In the first 10 minutes, Duke was called for 9 fouls, and when Tyler Thornton was whistled for his first, Coach K erupted and was hit with a technical.

After Georgia Tech's Iman Shumpert hit four free throws to go up 18-13, his team erupted as well.

From that point on, Duke outscored Tech 66-39. They finished the half 37-28 and it just got worse in the second.

"It just happened so fast. ... They got a couple of breakaways and the crowd got into it," Mo Miller told ESPN. "Then we got a couple of silly fouls, and the next thing you know they were up 20. It's a good thing to keep fighting, but it's highly unlikely that you'll come back on a Duke team when you're down by 20."

He's right about that of course, but there's something else worth noting:

After K's technical, after  a pace of almost one foul per minute, Duke wasn't called for another until the 17:49 mark in the second half.

Now basically, that's fine by us, and Duke did play better after that point, but it just underscores again the wildly inconsistent officiating.

Perhaps the most glaring example of this was when Tyler Thornton dribbled from near the scoreboard across to press row.  It was like watching heavy action in a pinball machine: he was hit three separate times but only the third was called. This wasn't something lost in heavy traffic in the lane, but rather highly visible. It was just flabbergasting.

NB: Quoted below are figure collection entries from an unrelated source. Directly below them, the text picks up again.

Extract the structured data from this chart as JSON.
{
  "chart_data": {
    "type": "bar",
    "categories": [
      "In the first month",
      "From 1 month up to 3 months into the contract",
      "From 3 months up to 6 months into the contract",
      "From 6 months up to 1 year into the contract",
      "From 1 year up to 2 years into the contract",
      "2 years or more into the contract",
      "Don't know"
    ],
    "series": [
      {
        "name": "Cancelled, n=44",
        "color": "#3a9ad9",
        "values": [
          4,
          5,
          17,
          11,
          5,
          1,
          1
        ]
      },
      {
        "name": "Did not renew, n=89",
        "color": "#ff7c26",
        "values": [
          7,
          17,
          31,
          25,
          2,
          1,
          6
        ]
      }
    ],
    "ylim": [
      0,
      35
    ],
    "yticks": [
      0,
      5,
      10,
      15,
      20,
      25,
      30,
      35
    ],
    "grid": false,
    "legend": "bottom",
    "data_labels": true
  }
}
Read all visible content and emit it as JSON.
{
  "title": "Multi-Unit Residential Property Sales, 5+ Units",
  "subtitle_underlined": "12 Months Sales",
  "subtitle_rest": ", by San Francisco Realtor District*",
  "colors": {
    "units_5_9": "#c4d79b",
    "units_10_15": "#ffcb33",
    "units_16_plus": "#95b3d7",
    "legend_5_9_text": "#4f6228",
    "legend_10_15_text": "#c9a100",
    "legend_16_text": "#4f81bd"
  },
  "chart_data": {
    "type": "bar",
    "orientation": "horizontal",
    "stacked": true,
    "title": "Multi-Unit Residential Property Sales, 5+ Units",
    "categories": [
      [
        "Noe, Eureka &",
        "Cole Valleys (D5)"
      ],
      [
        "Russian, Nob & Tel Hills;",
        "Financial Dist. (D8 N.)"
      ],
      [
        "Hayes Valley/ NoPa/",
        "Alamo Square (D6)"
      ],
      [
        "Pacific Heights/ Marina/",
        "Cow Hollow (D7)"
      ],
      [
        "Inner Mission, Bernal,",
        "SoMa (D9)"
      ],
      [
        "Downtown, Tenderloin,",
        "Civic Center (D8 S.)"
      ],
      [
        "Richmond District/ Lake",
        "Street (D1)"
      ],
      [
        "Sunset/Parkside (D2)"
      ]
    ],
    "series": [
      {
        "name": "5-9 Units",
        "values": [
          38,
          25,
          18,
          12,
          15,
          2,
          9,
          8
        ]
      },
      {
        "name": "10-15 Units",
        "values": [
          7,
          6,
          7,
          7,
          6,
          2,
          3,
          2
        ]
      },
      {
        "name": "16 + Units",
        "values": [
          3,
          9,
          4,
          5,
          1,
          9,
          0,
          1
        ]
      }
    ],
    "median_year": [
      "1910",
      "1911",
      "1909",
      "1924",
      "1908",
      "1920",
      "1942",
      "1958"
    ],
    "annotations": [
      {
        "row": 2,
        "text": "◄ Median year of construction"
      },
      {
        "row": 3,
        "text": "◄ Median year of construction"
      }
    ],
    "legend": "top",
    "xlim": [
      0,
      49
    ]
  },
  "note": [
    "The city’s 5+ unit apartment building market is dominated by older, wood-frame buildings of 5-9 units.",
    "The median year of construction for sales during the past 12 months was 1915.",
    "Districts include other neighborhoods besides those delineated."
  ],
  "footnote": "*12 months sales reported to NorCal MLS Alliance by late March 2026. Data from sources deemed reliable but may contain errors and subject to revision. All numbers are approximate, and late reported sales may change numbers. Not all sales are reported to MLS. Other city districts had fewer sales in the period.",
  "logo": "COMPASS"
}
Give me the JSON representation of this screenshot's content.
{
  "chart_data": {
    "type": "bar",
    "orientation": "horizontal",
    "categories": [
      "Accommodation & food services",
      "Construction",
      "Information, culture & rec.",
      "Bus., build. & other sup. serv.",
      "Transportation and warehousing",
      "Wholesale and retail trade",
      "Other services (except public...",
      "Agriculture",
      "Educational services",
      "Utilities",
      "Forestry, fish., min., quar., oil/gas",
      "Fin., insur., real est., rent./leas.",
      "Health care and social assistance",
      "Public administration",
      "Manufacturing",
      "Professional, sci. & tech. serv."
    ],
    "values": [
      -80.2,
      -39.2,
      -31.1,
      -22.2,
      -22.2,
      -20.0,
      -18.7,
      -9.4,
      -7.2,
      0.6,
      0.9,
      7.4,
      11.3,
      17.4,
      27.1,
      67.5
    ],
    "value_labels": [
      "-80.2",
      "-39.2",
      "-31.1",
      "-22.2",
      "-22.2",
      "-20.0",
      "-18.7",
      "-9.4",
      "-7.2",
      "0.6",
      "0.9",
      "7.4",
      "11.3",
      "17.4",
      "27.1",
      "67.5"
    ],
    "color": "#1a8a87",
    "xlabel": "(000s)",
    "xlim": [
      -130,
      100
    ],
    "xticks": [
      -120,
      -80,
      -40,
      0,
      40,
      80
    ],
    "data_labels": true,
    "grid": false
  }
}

Bizarre officiating aside, after a slow start, Duke did pretty well.  They defended Shumpert and Glen Rice, Jr., Tech's main weapons, very well:  Shumpert was held to 4-16 for 13 points and Rice to 4-14 for 12.

Good thing for them that Mo Miller was 5-8 for 13, with several points on nice breakaways.

Nolan Smith had another great offensive game with 28 points, seven rebounds, and four assists.  Kyle Singler added 15 with nine boards, while Ryan Kelly tossed in 10.  Seth Curry had nine points and six assists, while Mason Plumlee just missed a double-double with nine points and nine boards.

Two guys should  come in for some special praise: Thornton, who did a tremendous job on defense, particularly on the much bigger Shumpert after Smith got in early foul trouble, and Kelly, who played with a lot of all-around savvy.

While we take issue with the way Georgia Tech sometimes plays, we do have a lot of admiration for their refusal to quit competing.  They kept trying until the final seconds.

And while as we said, it won't bother us not to play Hewitt again if that's how things work out, but the other day, he told Barry Jacobs that “[n]obody wants to hear that in 11 years, we’ve never had a guy in the paper for anything, not even jaywalking.”

That's certainly true to the best of our memory, and Hewitt deserves credit for those things. Generally speaking, his players graduate and stay out of trouble.

Unfortunately, that's usually not enough.  Georgia Tech is going to open a glittering new facility next season and this year they've had to just about give tickets away.  It's been a while since anyone has been excited about this program.  Next season is likely to mark a fresh start in a number of ways.